¡Ojalá estuviéramos confinados en nuestra condición humana! Con frecuencia, a la luz de nuestros males, siento que no podremos sobrevivir sin un cambio radical de vida y de valores. La corrupción es una vergüenza que pone en entredicho nuestra condición humana. Lo mismo cabe decir de la indiferencia ante el dolor ajeno. Por momentos pareciera que nuestros lazos comunes se van diluyendo y que cada uno trata de nadar y de guardar la ropa…
Pero, a lo largo de este tiempo, he sido testigo de la generosidad de muchas personas que han ejercido la compasión y la solidaridad con harta sensibilidad humana y social. Los pobres no son extraterrestres, son hermanos nuestros empobrecidos por un sistema social y económico que no supo o no quiso redimirlos a tiempo de su pobreza. El mundo del maquillaje político siempre lanza el mismo grito: “Ecuador ya cambió”, “el gobierno, como la patria, ya es de todos”,… pero no, no es verdad. Basta un pequeño virus, invisible y letal, para dejar en evidencia lo que, en el cada día de la normalidad, no queríamos ver.
Como somos un poco desmemoriados y, una vez que pasa la calamidad y el duelo, el cuerpo sigue pidiendo juerga, corremos el riesgo de volver a las andadas: aprovecharnos del cargo mientras dure, cobrar coima hasta por respirar, caer nuevamente en la locura del consumo innecesario, seguir maltratando a nuestro frágil planeta, olvidarnos de los pobres, mercadear con la salud y, como decía Charles de Gaulle, “después de mí que venga el caos”.

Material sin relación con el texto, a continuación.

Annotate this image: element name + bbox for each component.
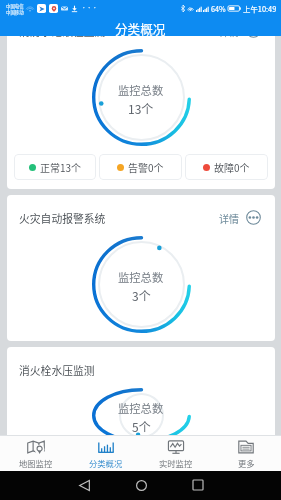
button[interactable]: 告警0个 (99, 154, 182, 180)
staticText: 5个 (132, 418, 151, 435)
button[interactable]: 详情 (219, 21, 261, 40)
button[interactable]: 火灾自动报警系统 (7, 195, 275, 341)
staticText: 3个 (132, 287, 151, 304)
staticText: 64% (211, 4, 226, 14)
button[interactable]: 详情 (219, 208, 261, 227)
staticText: 13个 (128, 100, 154, 117)
staticText: 分类概况 (115, 19, 166, 37)
staticText: 实时监控 (159, 457, 193, 469)
staticText: 中国移动 (6, 9, 24, 15)
button[interactable]: 消火栓水压监测 (7, 347, 275, 443)
staticText: 告警0个 (128, 160, 164, 174)
button[interactable]: Home (127, 471, 155, 499)
staticText: 正常13个 (40, 160, 82, 174)
button[interactable]: 更多 (211, 436, 281, 471)
staticText: 监控总数 (118, 269, 164, 285)
button[interactable]: Back (70, 471, 98, 499)
staticText: 消防水池液位监测 (19, 23, 106, 39)
button[interactable]: 实时监控 (141, 436, 211, 471)
staticText: 上午10:49 (243, 3, 277, 14)
staticText: 更多 (238, 457, 255, 469)
button[interactable]: Recent apps (184, 471, 212, 499)
button[interactable]: 地图监控 (0, 436, 71, 471)
staticText: 监控总数 (118, 82, 164, 98)
button[interactable]: 正常13个 (14, 154, 96, 180)
staticText: 消火栓水压监测 (19, 362, 95, 378)
staticText: 地图监控 (19, 457, 53, 469)
staticText: 分类概况 (89, 457, 123, 469)
staticText: 详情 (219, 24, 239, 38)
button[interactable]: 分类概况 (71, 436, 141, 471)
button[interactable]: 消防水池液位监测 (7, 8, 275, 189)
staticText: 中国电信 (6, 3, 24, 9)
staticText: 详情 (219, 211, 239, 225)
staticText: ··· (81, 4, 98, 12)
staticText: 故障0个 (214, 160, 250, 174)
staticText: 火灾自动报警系统 (19, 210, 106, 226)
staticText: 监控总数 (118, 400, 164, 416)
button[interactable]: 故障0个 (185, 154, 268, 180)
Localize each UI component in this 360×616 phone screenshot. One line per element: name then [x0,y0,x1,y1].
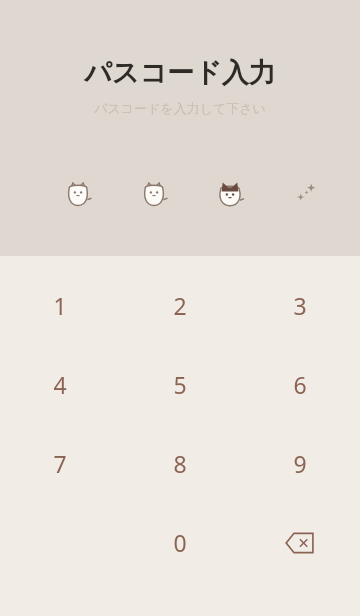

No deberíamos de perder esta oportunidad para ser mejores, para dar un golpe de timón, identificar los errores del pasado y replantearnos valores y prioridades que nos hagan, personal y socialmente, infinitamente más humanos, más éticos y responsables.
A lo largo de este tiempo de confinamiento, unas veces ante el papel o el computador y, otras, ante el Sagrario, me he preguntado frecuentemente si el mundo necesita un horizonte más amplio que “esta vida” en la que nos movemos. Para muchas personas de este planeta vivir al día es suficiente, al menos mientras haya calderilla para el gasto. Sin embargo, hoy como ayer, la pregunta más difícil de responder sigue siendo: ¿qué va a ser de todos y cada uno de nosotros? Cualquiera que sea nuestra ideología o nuestra fe, ¿qué final nos espera?
La pandemia nos sitúa ante nuestra finitud, ante el límite que supone vivir sólo en la superficie de lo inmediato. Cuando esto ocurre los demás cuentan poco, siendo suficiente el “sálvese quien pueda”. Personalmente, pienso lo contrario y quisiera vivir de otra manera. El sentido de la vida, el sentido y el sabor, nos están pidiendo a gritos construir un mundo nuevo en el que habite la justicia y reine la paz, en el que rasguemos los velos que nos oprimen (el velo de la codicia y el de la indiferencia) y recuperemos la pasión por ser personas, vecinos, hermanos.